A Gathering of Shadows and A Conjuring of Light aren’t so much book two and book three of the Shades of Magic trilogy as they are part one and part two of book two of the Shades of Magic duology. All three of the books in the “trilogy” take place in incredibly short amounts of time with a four month gap between one and two/three.
There was NOTHING shocking in this book. Not the opening scene (hello foreshadowing from very early in A Darker Shade of Magic), not the ending, and most definitely not the 500+ pages in between.
And I STILL don’t understand why it’s an “adult” novel and not a “young adult novel”. The writing, again, was simplistic. The only adult situations that I could figure out included less violence than any of the Hunger Games books and cunnilingus. I hope she didn’t classify it as adult because of the budding gay relationship.
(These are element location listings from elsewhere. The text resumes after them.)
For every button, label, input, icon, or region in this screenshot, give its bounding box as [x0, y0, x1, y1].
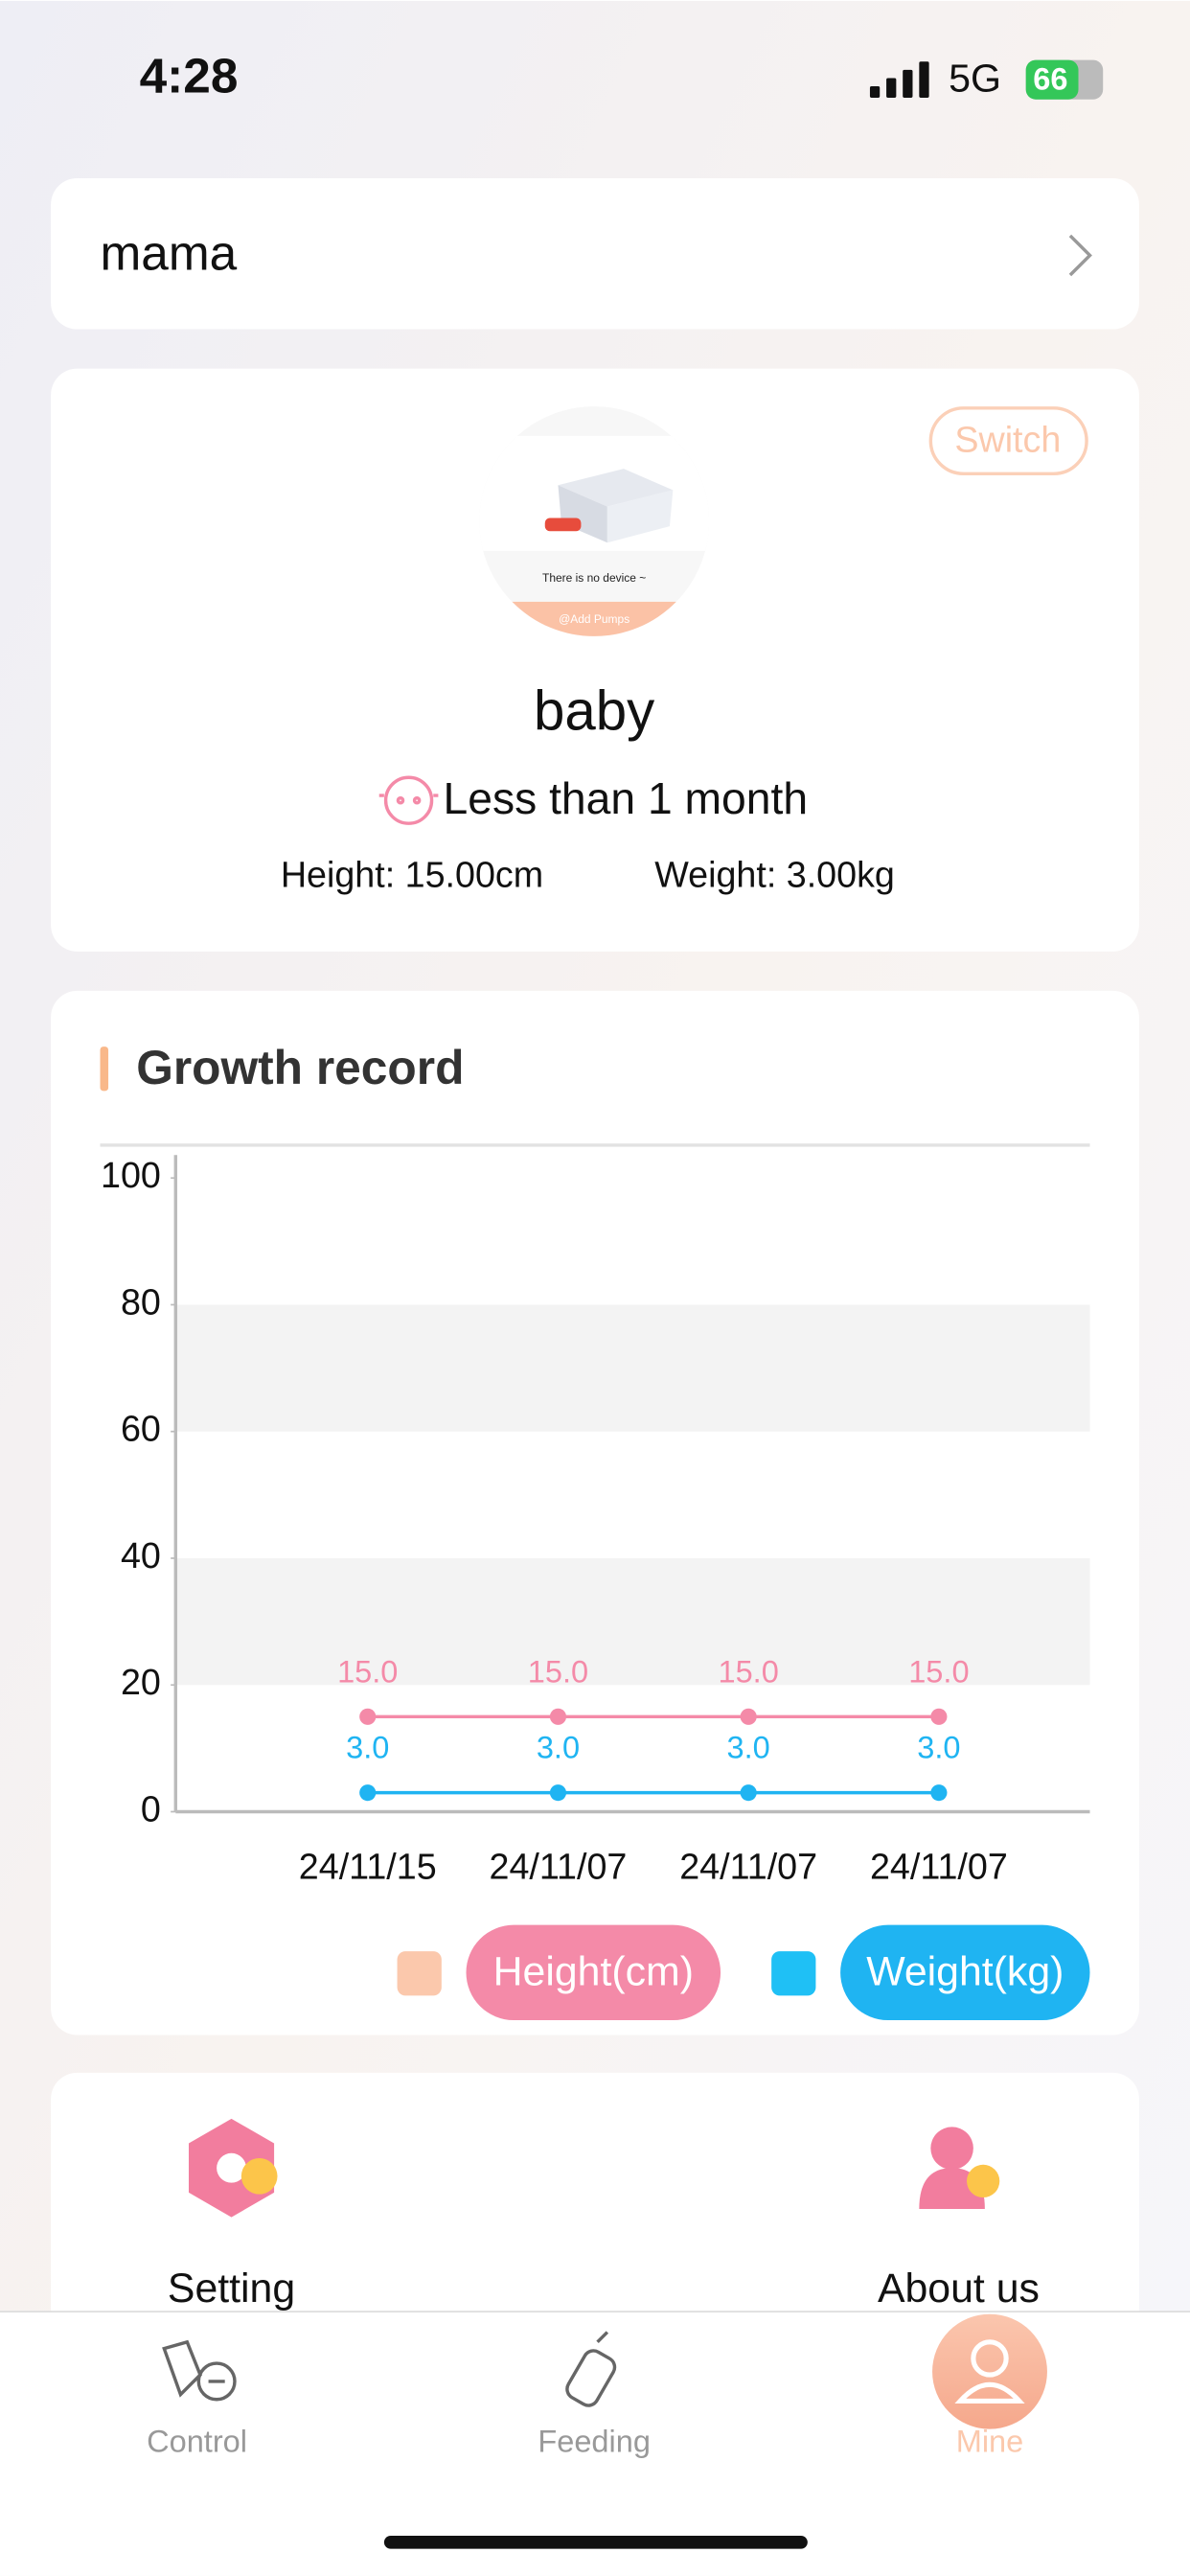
account-name[interactable]: mama — [100, 225, 237, 281]
legend-pill[interactable] — [466, 1924, 721, 2021]
device-message: There is no device ~ — [542, 571, 646, 585]
control-icon[interactable] — [162, 2339, 237, 2402]
switch-button[interactable] — [928, 406, 1088, 476]
baby-card — [51, 368, 1139, 952]
home-indicator — [383, 2535, 808, 2549]
battery-level — [1025, 59, 1079, 100]
x-tick-label: 24/11/07 — [679, 1846, 817, 1886]
baby-height: Height: 15.00cm — [281, 855, 543, 895]
tab-label[interactable]: Control — [147, 2425, 247, 2459]
feeding-icon[interactable] — [563, 2331, 618, 2409]
data-point — [549, 1708, 567, 1725]
menu-item[interactable]: About us — [878, 2266, 1040, 2312]
grid-band — [175, 1304, 1090, 1432]
signal-icon — [869, 61, 929, 98]
legend-swatch[interactable] — [397, 1951, 442, 1996]
data-point — [549, 1784, 567, 1802]
data-point — [359, 1708, 377, 1725]
legend-swatch[interactable] — [771, 1951, 816, 1996]
y-tick-label: 20 — [121, 1662, 161, 1702]
switch-label[interactable]: Switch — [954, 420, 1061, 460]
about-icon[interactable] — [919, 2127, 1000, 2210]
tab-label[interactable]: Feeding — [538, 2425, 651, 2459]
data-label: 15.0 — [908, 1654, 969, 1689]
y-tick-label: 80 — [121, 1281, 161, 1322]
baby-avatar[interactable]: There is no device ~ @Add Pumps — [476, 403, 714, 652]
x-tick-label: 24/11/07 — [490, 1846, 628, 1886]
data-point — [740, 1708, 757, 1725]
data-label: 3.0 — [727, 1731, 770, 1765]
legend-label[interactable]: Weight(kg) — [866, 1948, 1064, 1994]
data-label: 3.0 — [537, 1731, 580, 1765]
baby-icon — [378, 775, 439, 825]
y-tick-label: 40 — [121, 1535, 161, 1576]
chart-title: Growth record — [136, 1041, 464, 1094]
y-tick-label: 100 — [101, 1155, 161, 1195]
y-tick-label: 60 — [121, 1409, 161, 1449]
growth-card — [51, 990, 1139, 2036]
chevron — [1068, 234, 1092, 277]
header-card[interactable] — [51, 177, 1139, 330]
mine-icon[interactable] — [954, 2339, 1025, 2404]
data-point — [930, 1784, 948, 1802]
data-label: 15.0 — [528, 1654, 588, 1689]
data-label: 15.0 — [337, 1654, 398, 1689]
setting-icon[interactable] — [189, 2118, 278, 2218]
data-point — [930, 1708, 948, 1725]
data-point — [359, 1784, 377, 1802]
menu-item[interactable]: Setting — [168, 2266, 295, 2312]
legend-pill[interactable] — [840, 1924, 1090, 2021]
clock: 4:28 — [140, 48, 239, 104]
x-tick-label: 24/11/07 — [870, 1846, 1008, 1886]
grid-band — [175, 1557, 1090, 1686]
data-label: 3.0 — [346, 1731, 389, 1765]
x-tick-label: 24/11/15 — [299, 1846, 437, 1886]
mine-icon-bg[interactable] — [932, 2313, 1047, 2429]
network: 5G — [949, 57, 1001, 101]
title-accent — [100, 1046, 109, 1092]
baby-weight: Weight: 3.00kg — [654, 855, 895, 895]
y-tick-label: 0 — [141, 1788, 161, 1828]
add-pumps: @Add Pumps — [559, 612, 629, 626]
data-point — [740, 1784, 757, 1802]
baby-name: baby — [534, 680, 654, 743]
baby-age: Less than 1 month — [444, 773, 809, 823]
tab-label[interactable]: Mine — [956, 2425, 1024, 2459]
data-label: 3.0 — [917, 1731, 960, 1765]
battery-percent: 66 — [1033, 61, 1067, 96]
chart: 0 20 40 60 80 100 24/11/15 24/11/07 24/11/07 24/1… — [101, 1155, 1090, 2021]
data-label: 15.0 — [719, 1654, 779, 1689]
legend-label[interactable]: Height(cm) — [493, 1948, 694, 1994]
None of those three should put this out of reach of young adults, even the overarching good vs evil things were so reductive pre-teens would probably be okay with this.
I was disappointed in the deus ex machina of the entire series, again it over simplified things and made for a less than satisfactory ending. Not to mention there’s no meaningful action for hundreds of pages and then all of a sudden here’s a death, here’s another death, and oh wait here’s a pretend death that’s not really a death. It would’ve been different if there were hints or conversations about these deaths happening and not just an “I’ll plop this device here and this vaguely misleading device here” and then kill off characters without any real reason 400 pages later. UGH.
The ending was okay in that it wrapped up the stories of all the main characters and even got me to smile at one point, but it was about as lackluster as the rest of the book.
Recommendation: If you read the first two, read this one. If you haven’t read the series yet, pass on the series. I put off writing my response for almost two weeks because I was so uninspired by this book and the series that had SO much potential.
Opening Line: “Delilah Bard—always a thief, recently a magician, and one day, hopefully, a pirate—was running as fast as she could.”
Closing Line: “Rhy raised his hand, and so did Kell, a single unspoken word between them. Anoshe.“ (Whited out to avoid spoilers, highlight to read.)
I’m sorry to hear this wasn’t any good, but it does make me glad that I gave up on this series after the second book bored me! If you ever do feel like giving the author another chance, I thought Vicious was much better and more original than the first two books in this series.
You definitely made the right decision. The food part is that the writing was so basic (juvenile?) at least I was able to power through.